Woodpeckers are adapted to peck a lot of wood before they get hurt or tired, with an extra-thick beak, powerful neck, and reinforced skull. But they don't sing. They can chirp, but don't have a long, complex song to attract mates. Instead, to communicate, woodpeckers do what they do best -- they drum. Apart from excavating and drilling for food or to make nests, woodpeckers will knock on hollow tree trunks in a pattern unique to their species, both to defend territory and to attract mates. Both male and female woodpeckers drum, and in suburban areas, they like to drum on rain gutters and houses. After all, what's a house but a big hollow tree? Check out the video to see a woodpecker drumming on a lamp post.

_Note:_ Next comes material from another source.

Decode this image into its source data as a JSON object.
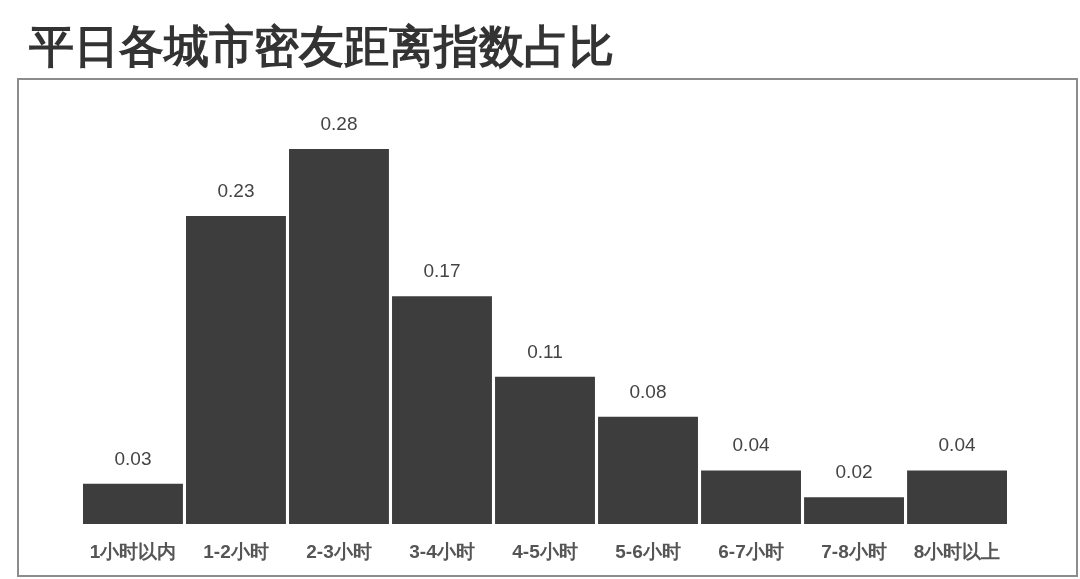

Strings: Club-winged Manakin
Manakins are a family of small, colorful birds native to Central and South America. All male manakins gather to display to females, a behavior known as "lekking." But for the club-winged manakin, a display doesn't mean strutting or singing. These birds have strange feathers, including a club-shaped "scraper" and a ridged "comb." The male manakin vibrates its wings faster than a hummingbird, and the scraper rubs across the ridges of the comb, vibrating all the bird's primaries and making a tone like a violin. The club-winged manakin even has solid bones in its wings, where most birds have hollow ones, all the better for making sound.
Woodwinds: Anna's Hummingbird
When it comes to courtship, hummingbirds cover all their bases. Not only do the males sport dazzling, iridescent feathers, and not only do they sing complex songs, but they also perform daredevil stunts for their female audience, diving out of the sky at great speed before pulling up at the last second. Many times, they combine tactics, singing or flashing their feathers as they fly. And when Anna's hummingbirds dive, they are heard to produce a loud squeak or whistle. As it turns out, this squeak isn't made by the hummingbird's voice, but rather by its tail! Specialized feathers on the edges of the hummingbird's tail catch the wind when it blows at high speed, and vibrate, producing a brilliant punctuation to the bird's death-defying display.The video below shows a male displaying repeatedly.
Human beings have a "descended" larynx, a voice box that lies down in the throat. In men, this shows as the "Adam's apple." The only other land animals to have this feature are elk and red deer. Not only do these deer have Adam's apples, but they can actually lower their voice boxes even further, all the way into their chests! This makes the males' bugle calls even louder and lower, making them sound larger than they are.